Né le 30 octobre 1868 à Saint-Servan (Ille-et-Vilaine).

Député d'Ille-et-Vilaine de 1898 à 1919.

Grand propriétaire foncier, armateur, avocat et capitaine de cavalerie de réserve, Robert Surcouf était le petit-neveu du célèbre corsaire Robert Surcouf et le descendant de Duguay-Trouin et de Porcon de La Barbinais, surnommé le Regulus malouin.

Choisi comme candidat par les membres du Comité républicain de la 2e circonscription de Saint-Malo, il se présenta aux élections générales législatives des 8 et 22 mai 1898 et fut élu, au second tour de scrutin, par 6.750 voix, sur 12.907 votants, contre 4.558 voix à Grousseau et 1.501 voix à Rosse, en remplacement de Hervoches, député sortant, non candidat.

Dans sa profession de foi, il se proclamait sincèrement attaché à la République, seule capable de donner au pays un gouvernement où la liberté s'allie à la modération, la tolérance à l'autorité. Secrétaire de la Chambre, membre de diverses commissions, notamment des commissions de l'agriculture et de la marine, il rapporta la proposition de loi de Guillaume Chastenet modifiant la loi du 20 juillet 1897 sur le permis de navigation maritime et l'évaluation des services donnant droit à la pension dite demi-solde (1899), et le projet de loi approuvant l'arrangement additionnel à la Convention franco-monégasque du 9 novembre 1865.

Il prit part à la discussion des budgets des exercices 1899, 1900 et 1902 au titre des affaires étrangères (droits de pêche de la France à Terre-Neuve) et des Beaux-Arts (restauration de la façade du ministère de la Marine).

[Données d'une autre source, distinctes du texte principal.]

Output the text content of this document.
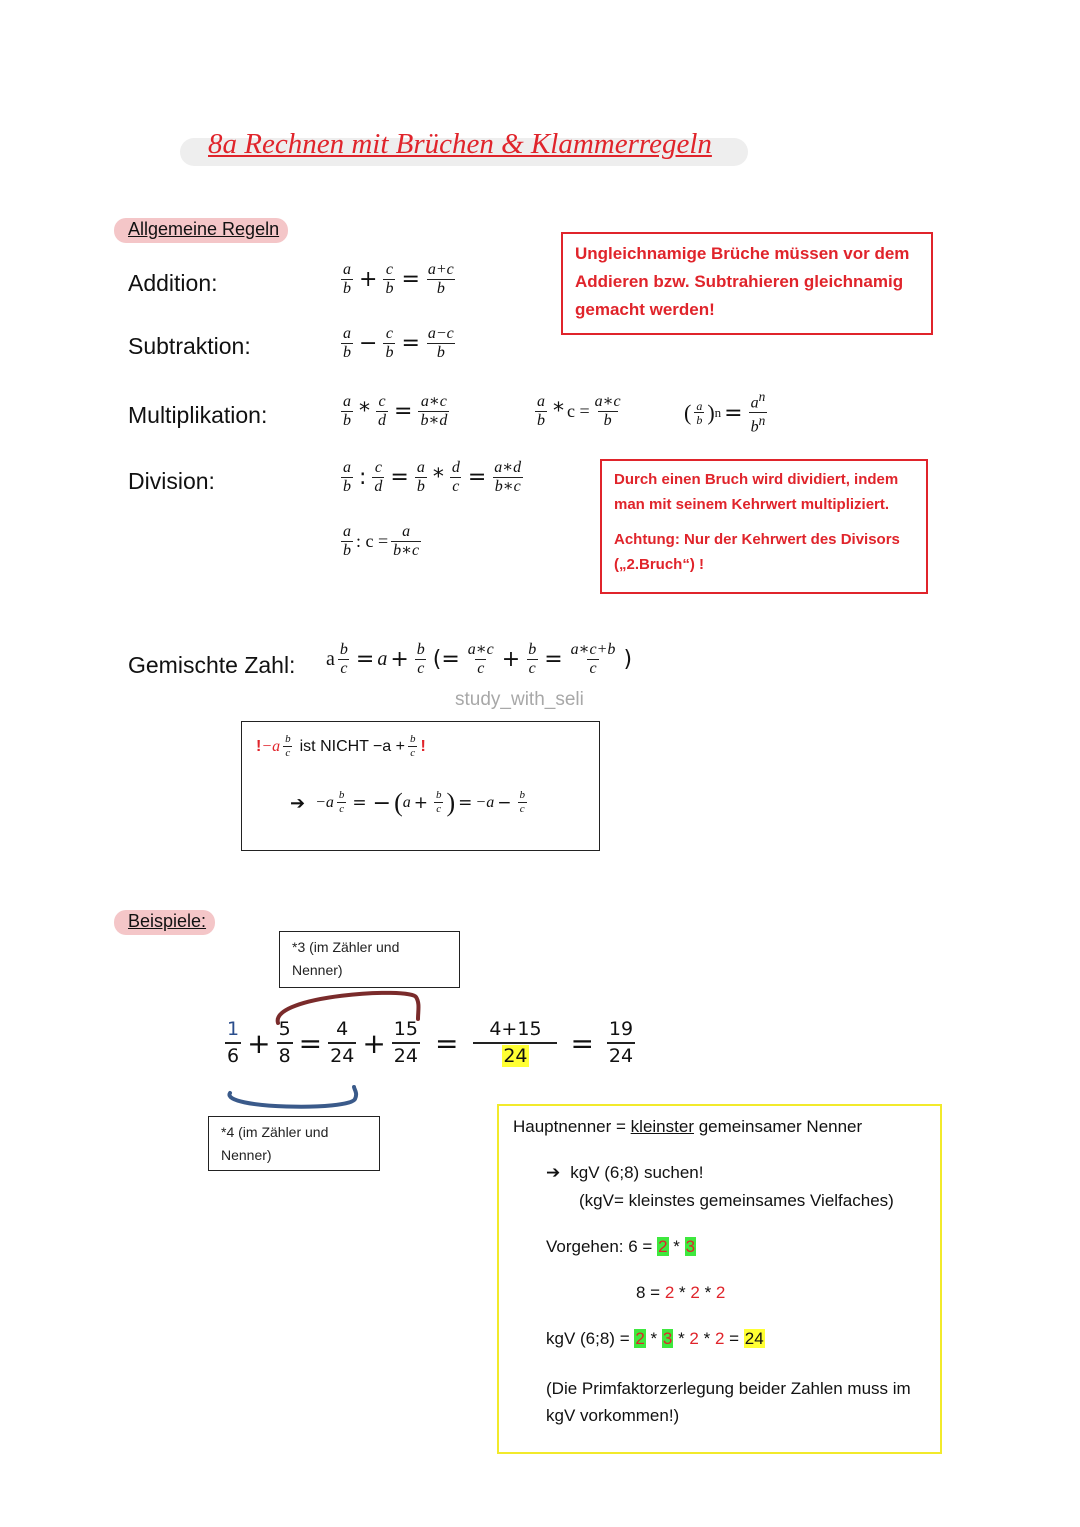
8a Rechnen mit Brüchen & Klammerregeln
Allgemeine Regeln
Addition:
Subtraktion:
Multiplikation:
Division:
Gemischte Zahl:
$\frac{a}{b} + \frac{c}{b} = \frac{a+c}{b}$
$\frac{a}{b} - \frac{c}{b} = \frac{a-c}{b}$
$\frac{a}{b} * \frac{c}{d} = \frac{a∗c}{b∗d}$	$\frac{a}{b} * c = \frac{a∗c}{b}$	( $\frac{a}{b}$ ) $n = \frac{a^n}{b^n}$
$\frac{a}{b}$ : $\frac{c}{d} = \frac{a}{b} * \frac{d}{c} = \frac{a∗d}{b∗c}$
$\frac{a}{b}$ : $c = \frac{a}{b∗c}$
Ungleichnamige Brüche müssen vor dem Addieren bzw. Subtrahieren gleichnamig gemacht werden!
Durch einen Bruch wird dividiert, indem man mit seinem Kehrwert multipliziert.
Achtung: Nur der Kehrwert des Divisors („2.Bruch“) !
a $\frac{b}{c} = a + \frac{b}{c}$ (= $\frac{a∗c}{c} + \frac{b}{c} = \frac{a∗c+b}{c}$ )
study_with_seli
! $-a \frac{b}{c}$ ist NICHT $-a + \frac{b}{c}$ !
➔ $-a \frac{b}{c}$ = − ( $a + \frac{b}{c}$ ) = $-a - \frac{b}{c}$
Beispiele:
*3 (im Zähler und Nenner)
*4 (im Zähler und Nenner)
$\frac{1}{6} + \frac{5}{8} = \frac{4}{24} + \frac{15}{24} = \frac{4+15}{24} = \frac{19}{24}$
Hauptnenner = kleinster gemeinsamer Nenner
➔ kgV (6;8) suchen!
(kgV= kleinstes gemeinsames Vielfaches)
Vorgehen: 6 = 2 * 3
8 = 2 * 2 * 2
kgV (6;8) = 2 * 3 * 2 * 2 = 24
(Die Primfaktorzerlegung beider Zahlen muss im kgV vorkommen!)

Il conserva son siège jusqu'en 1919, réélu quatre fois de suite dès le premier tour de scrutin. Il recueillit ainsi, le 27 avril 1902, 10.645 voix contre 6 voix à Verhaeghe, sur 11.817 votants ; le 6 mai 1906, 8.115 voix contre 6.170 à Demalvilain, sur 14.405 votants ; le 24 avril 1910, 9.718 voix contre 452 à Chauré et 163 à Tertre, sur 12.599 votants ; le 26 avril 1914, 7.352 voix contre 5.626 voix à son principal concurrent, Poussineau.

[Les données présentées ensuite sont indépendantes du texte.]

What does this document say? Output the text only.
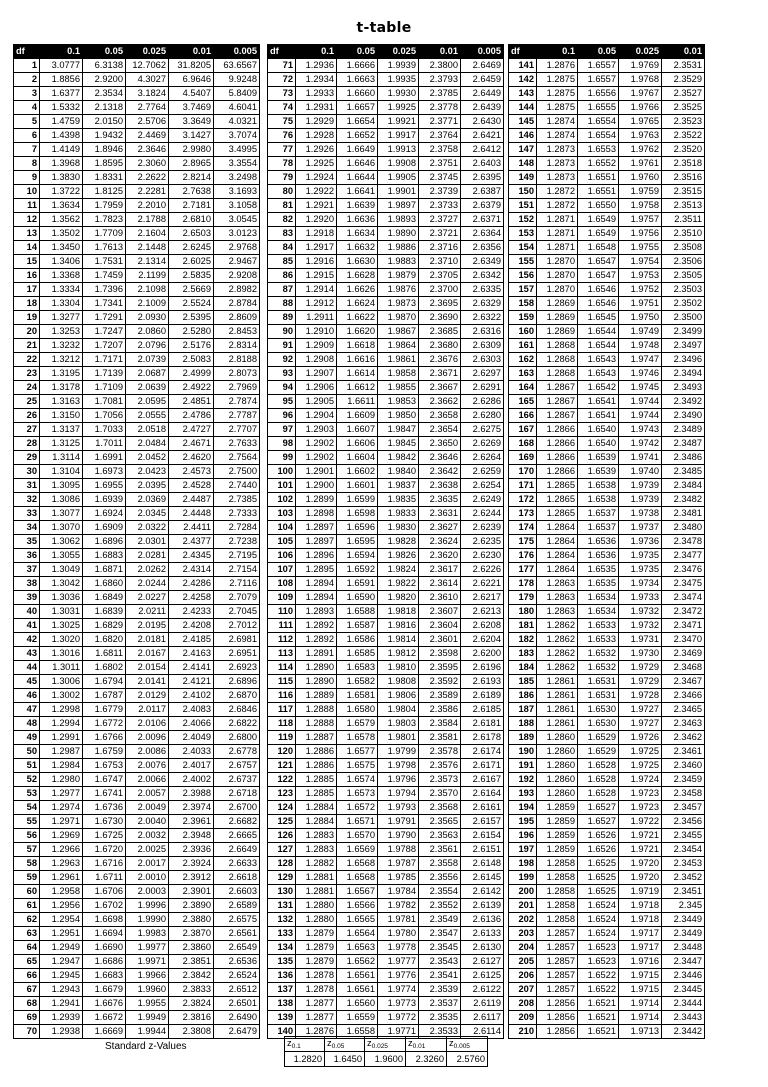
t-table
df	0.1	0.05	0.025	0.01	0.005
1	3.0777	6.3138	12.7062	31.8205	63.6567
2	1.8856	2.9200	4.3027	6.9646	9.9248
3	1.6377	2.3534	3.1824	4.5407	5.8409
4	1.5332	2.1318	2.7764	3.7469	4.6041
5	1.4759	2.0150	2.5706	3.3649	4.0321
6	1.4398	1.9432	2.4469	3.1427	3.7074
7	1.4149	1.8946	2.3646	2.9980	3.4995
8	1.3968	1.8595	2.3060	2.8965	3.3554
9	1.3830	1.8331	2.2622	2.8214	3.2498
10	1.3722	1.8125	2.2281	2.7638	3.1693
11	1.3634	1.7959	2.2010	2.7181	3.1058
12	1.3562	1.7823	2.1788	2.6810	3.0545
13	1.3502	1.7709	2.1604	2.6503	3.0123
14	1.3450	1.7613	2.1448	2.6245	2.9768
15	1.3406	1.7531	2.1314	2.6025	2.9467
16	1.3368	1.7459	2.1199	2.5835	2.9208
17	1.3334	1.7396	2.1098	2.5669	2.8982
18	1.3304	1.7341	2.1009	2.5524	2.8784
19	1.3277	1.7291	2.0930	2.5395	2.8609
20	1.3253	1.7247	2.0860	2.5280	2.8453
21	1.3232	1.7207	2.0796	2.5176	2.8314
22	1.3212	1.7171	2.0739	2.5083	2.8188
23	1.3195	1.7139	2.0687	2.4999	2.8073
24	1.3178	1.7109	2.0639	2.4922	2.7969
25	1.3163	1.7081	2.0595	2.4851	2.7874
26	1.3150	1.7056	2.0555	2.4786	2.7787
27	1.3137	1.7033	2.0518	2.4727	2.7707
28	1.3125	1.7011	2.0484	2.4671	2.7633
29	1.3114	1.6991	2.0452	2.4620	2.7564
30	1.3104	1.6973	2.0423	2.4573	2.7500
31	1.3095	1.6955	2.0395	2.4528	2.7440
32	1.3086	1.6939	2.0369	2.4487	2.7385
33	1.3077	1.6924	2.0345	2.4448	2.7333
34	1.3070	1.6909	2.0322	2.4411	2.7284
35	1.3062	1.6896	2.0301	2.4377	2.7238
36	1.3055	1.6883	2.0281	2.4345	2.7195
37	1.3049	1.6871	2.0262	2.4314	2.7154
38	1.3042	1.6860	2.0244	2.4286	2.7116
39	1.3036	1.6849	2.0227	2.4258	2.7079
40	1.3031	1.6839	2.0211	2.4233	2.7045
41	1.3025	1.6829	2.0195	2.4208	2.7012
42	1.3020	1.6820	2.0181	2.4185	2.6981
43	1.3016	1.6811	2.0167	2.4163	2.6951
44	1.3011	1.6802	2.0154	2.4141	2.6923
45	1.3006	1.6794	2.0141	2.4121	2.6896
46	1.3002	1.6787	2.0129	2.4102	2.6870
47	1.2998	1.6779	2.0117	2.4083	2.6846
48	1.2994	1.6772	2.0106	2.4066	2.6822
49	1.2991	1.6766	2.0096	2.4049	2.6800
50	1.2987	1.6759	2.0086	2.4033	2.6778
51	1.2984	1.6753	2.0076	2.4017	2.6757
52	1.2980	1.6747	2.0066	2.4002	2.6737
53	1.2977	1.6741	2.0057	2.3988	2.6718
54	1.2974	1.6736	2.0049	2.3974	2.6700
55	1.2971	1.6730	2.0040	2.3961	2.6682
56	1.2969	1.6725	2.0032	2.3948	2.6665
57	1.2966	1.6720	2.0025	2.3936	2.6649
58	1.2963	1.6716	2.0017	2.3924	2.6633
59	1.2961	1.6711	2.0010	2.3912	2.6618
60	1.2958	1.6706	2.0003	2.3901	2.6603
61	1.2956	1.6702	1.9996	2.3890	2.6589
62	1.2954	1.6698	1.9990	2.3880	2.6575
63	1.2951	1.6694	1.9983	2.3870	2.6561
64	1.2949	1.6690	1.9977	2.3860	2.6549
65	1.2947	1.6686	1.9971	2.3851	2.6536
66	1.2945	1.6683	1.9966	2.3842	2.6524
67	1.2943	1.6679	1.9960	2.3833	2.6512
68	1.2941	1.6676	1.9955	2.3824	2.6501
69	1.2939	1.6672	1.9949	2.3816	2.6490
70	1.2938	1.6669	1.9944	2.3808	2.6479
df	0.1	0.05	0.025	0.01	0.005
71	1.2936	1.6666	1.9939	2.3800	2.6469
72	1.2934	1.6663	1.9935	2.3793	2.6459
73	1.2933	1.6660	1.9930	2.3785	2.6449
74	1.2931	1.6657	1.9925	2.3778	2.6439
75	1.2929	1.6654	1.9921	2.3771	2.6430
76	1.2928	1.6652	1.9917	2.3764	2.6421
77	1.2926	1.6649	1.9913	2.3758	2.6412
78	1.2925	1.6646	1.9908	2.3751	2.6403
79	1.2924	1.6644	1.9905	2.3745	2.6395
80	1.2922	1.6641	1.9901	2.3739	2.6387
81	1.2921	1.6639	1.9897	2.3733	2.6379
82	1.2920	1.6636	1.9893	2.3727	2.6371
83	1.2918	1.6634	1.9890	2.3721	2.6364
84	1.2917	1.6632	1.9886	2.3716	2.6356
85	1.2916	1.6630	1.9883	2.3710	2.6349
86	1.2915	1.6628	1.9879	2.3705	2.6342
87	1.2914	1.6626	1.9876	2.3700	2.6335
88	1.2912	1.6624	1.9873	2.3695	2.6329
89	1.2911	1.6622	1.9870	2.3690	2.6322
90	1.2910	1.6620	1.9867	2.3685	2.6316
91	1.2909	1.6618	1.9864	2.3680	2.6309
92	1.2908	1.6616	1.9861	2.3676	2.6303
93	1.2907	1.6614	1.9858	2.3671	2.6297
94	1.2906	1.6612	1.9855	2.3667	2.6291
95	1.2905	1.6611	1.9853	2.3662	2.6286
96	1.2904	1.6609	1.9850	2.3658	2.6280
97	1.2903	1.6607	1.9847	2.3654	2.6275
98	1.2902	1.6606	1.9845	2.3650	2.6269
99	1.2902	1.6604	1.9842	2.3646	2.6264
100	1.2901	1.6602	1.9840	2.3642	2.6259
101	1.2900	1.6601	1.9837	2.3638	2.6254
102	1.2899	1.6599	1.9835	2.3635	2.6249
103	1.2898	1.6598	1.9833	2.3631	2.6244
104	1.2897	1.6596	1.9830	2.3627	2.6239
105	1.2897	1.6595	1.9828	2.3624	2.6235
106	1.2896	1.6594	1.9826	2.3620	2.6230
107	1.2895	1.6592	1.9824	2.3617	2.6226
108	1.2894	1.6591	1.9822	2.3614	2.6221
109	1.2894	1.6590	1.9820	2.3610	2.6217
110	1.2893	1.6588	1.9818	2.3607	2.6213
111	1.2892	1.6587	1.9816	2.3604	2.6208
112	1.2892	1.6586	1.9814	2.3601	2.6204
113	1.2891	1.6585	1.9812	2.3598	2.6200
114	1.2890	1.6583	1.9810	2.3595	2.6196
115	1.2890	1.6582	1.9808	2.3592	2.6193
116	1.2889	1.6581	1.9806	2.3589	2.6189
117	1.2888	1.6580	1.9804	2.3586	2.6185
118	1.2888	1.6579	1.9803	2.3584	2.6181
119	1.2887	1.6578	1.9801	2.3581	2.6178
120	1.2886	1.6577	1.9799	2.3578	2.6174
121	1.2886	1.6575	1.9798	2.3576	2.6171
122	1.2885	1.6574	1.9796	2.3573	2.6167
123	1.2885	1.6573	1.9794	2.3570	2.6164
124	1.2884	1.6572	1.9793	2.3568	2.6161
125	1.2884	1.6571	1.9791	2.3565	2.6157
126	1.2883	1.6570	1.9790	2.3563	2.6154
127	1.2883	1.6569	1.9788	2.3561	2.6151
128	1.2882	1.6568	1.9787	2.3558	2.6148
129	1.2881	1.6568	1.9785	2.3556	2.6145
130	1.2881	1.6567	1.9784	2.3554	2.6142
131	1.2880	1.6566	1.9782	2.3552	2.6139
132	1.2880	1.6565	1.9781	2.3549	2.6136
133	1.2879	1.6564	1.9780	2.3547	2.6133
134	1.2879	1.6563	1.9778	2.3545	2.6130
135	1.2879	1.6562	1.9777	2.3543	2.6127
136	1.2878	1.6561	1.9776	2.3541	2.6125
137	1.2878	1.6561	1.9774	2.3539	2.6122
138	1.2877	1.6560	1.9773	2.3537	2.6119
139	1.2877	1.6559	1.9772	2.3535	2.6117
140	1.2876	1.6558	1.9771	2.3533	2.6114
df	0.1	0.05	0.025	0.01
141	1.2876	1.6557	1.9769	2.3531
142	1.2875	1.6557	1.9768	2.3529
143	1.2875	1.6556	1.9767	2.3527
144	1.2875	1.6555	1.9766	2.3525
145	1.2874	1.6554	1.9765	2.3523
146	1.2874	1.6554	1.9763	2.3522
147	1.2873	1.6553	1.9762	2.3520
148	1.2873	1.6552	1.9761	2.3518
149	1.2873	1.6551	1.9760	2.3516
150	1.2872	1.6551	1.9759	2.3515
151	1.2872	1.6550	1.9758	2.3513
152	1.2871	1.6549	1.9757	2.3511
153	1.2871	1.6549	1.9756	2.3510
154	1.2871	1.6548	1.9755	2.3508
155	1.2870	1.6547	1.9754	2.3506
156	1.2870	1.6547	1.9753	2.3505
157	1.2870	1.6546	1.9752	2.3503
158	1.2869	1.6546	1.9751	2.3502
159	1.2869	1.6545	1.9750	2.3500
160	1.2869	1.6544	1.9749	2.3499
161	1.2868	1.6544	1.9748	2.3497
162	1.2868	1.6543	1.9747	2.3496
163	1.2868	1.6543	1.9746	2.3494
164	1.2867	1.6542	1.9745	2.3493
165	1.2867	1.6541	1.9744	2.3492
166	1.2867	1.6541	1.9744	2.3490
167	1.2866	1.6540	1.9743	2.3489
168	1.2866	1.6540	1.9742	2.3487
169	1.2866	1.6539	1.9741	2.3486
170	1.2866	1.6539	1.9740	2.3485
171	1.2865	1.6538	1.9739	2.3484
172	1.2865	1.6538	1.9739	2.3482
173	1.2865	1.6537	1.9738	2.3481
174	1.2864	1.6537	1.9737	2.3480
175	1.2864	1.6536	1.9736	2.3478
176	1.2864	1.6536	1.9735	2.3477
177	1.2864	1.6535	1.9735	2.3476
178	1.2863	1.6535	1.9734	2.3475
179	1.2863	1.6534	1.9733	2.3474
180	1.2863	1.6534	1.9732	2.3472
181	1.2862	1.6533	1.9732	2.3471
182	1.2862	1.6533	1.9731	2.3470
183	1.2862	1.6532	1.9730	2.3469
184	1.2862	1.6532	1.9729	2.3468
185	1.2861	1.6531	1.9729	2.3467
186	1.2861	1.6531	1.9728	2.3466
187	1.2861	1.6530	1.9727	2.3465
188	1.2861	1.6530	1.9727	2.3463
189	1.2860	1.6529	1.9726	2.3462
190	1.2860	1.6529	1.9725	2.3461
191	1.2860	1.6528	1.9725	2.3460
192	1.2860	1.6528	1.9724	2.3459
193	1.2860	1.6528	1.9723	2.3458
194	1.2859	1.6527	1.9723	2.3457
195	1.2859	1.6527	1.9722	2.3456
196	1.2859	1.6526	1.9721	2.3455
197	1.2859	1.6526	1.9721	2.3454
198	1.2858	1.6525	1.9720	2.3453
199	1.2858	1.6525	1.9720	2.3452
200	1.2858	1.6525	1.9719	2.3451
201	1.2858	1.6524	1.9718	2.345
202	1.2858	1.6524	1.9718	2.3449
203	1.2857	1.6524	1.9717	2.3449
204	1.2857	1.6523	1.9717	2.3448
205	1.2857	1.6523	1.9716	2.3447
206	1.2857	1.6522	1.9715	2.3446
207	1.2857	1.6522	1.9715	2.3445
208	1.2856	1.6521	1.9714	2.3444
209	1.2856	1.6521	1.9714	2.3443
210	1.2856	1.6521	1.9713	2.3442
Standard z-Values	$z_{0.1}$	$z_{0.05}$	$z_{0.025}$	$z_{0.01}$	$z_{0.005}$
1.2820	1.6450	1.9600	2.3260	2.5760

Aux élections législatives du 16 novembre 1919, inscrit sur la liste républicaine conduite par Brice, il n'obtint que 45.288 voix, sur 114.347 votants.

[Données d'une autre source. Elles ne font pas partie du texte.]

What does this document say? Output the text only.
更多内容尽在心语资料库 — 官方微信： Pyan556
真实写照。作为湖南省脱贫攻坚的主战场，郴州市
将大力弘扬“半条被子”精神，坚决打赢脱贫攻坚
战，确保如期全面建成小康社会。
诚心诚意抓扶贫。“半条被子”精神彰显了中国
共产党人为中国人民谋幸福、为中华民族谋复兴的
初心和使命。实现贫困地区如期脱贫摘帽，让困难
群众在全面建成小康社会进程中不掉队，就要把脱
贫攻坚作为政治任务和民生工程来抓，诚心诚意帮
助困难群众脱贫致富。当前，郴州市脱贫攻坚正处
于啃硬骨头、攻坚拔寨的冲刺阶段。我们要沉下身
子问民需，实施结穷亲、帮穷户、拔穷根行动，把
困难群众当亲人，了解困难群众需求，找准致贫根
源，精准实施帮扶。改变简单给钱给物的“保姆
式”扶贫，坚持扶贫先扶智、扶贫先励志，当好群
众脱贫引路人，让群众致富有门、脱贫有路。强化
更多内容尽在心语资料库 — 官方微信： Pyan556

Pendant les vingt et une années qu'il passa à la Chambre, il s'intéressa surtout aux questions maritimes.

Il prit part à la discussion du budget de l'exercice 1903 au titre des travaux publics (mise à l'étude d'un port à construire entre Saint-Servan et la pointe de la Vicomté, à Dinard) et de la marine. Il intervint dans la discussion des interpellations sur l'accord franco-anglais et du projet de loi portant approbation d'une convention concernant Terre-Neuve et l'Afrique occidentale et centrale (1904). Il déposa une proposition de loi tendant à ouvrir au ministère des Travaux publics, sur l'exercice 1905, un crédit de 200.000 francs pour la reconstruction de la digue de Paramé (Ille-et-Vilaine), détruite par la mer. Il fut entendu au cours d'une question de Messimy sur des actes d'indiscipline militaire commis à Saint-Malo et à Saint-Servan (1906).

Au cours des trois dernières législatures, son activité ne s'exerça que dans les diverses commissions auxquelles il appartint.

Robert Surcouf fut conseiller d'arrondissement du canton de Châteauneuf et maire de Plerguer. Il a été fait chevalier de la Légion d'honneur le 10 novembre 1920.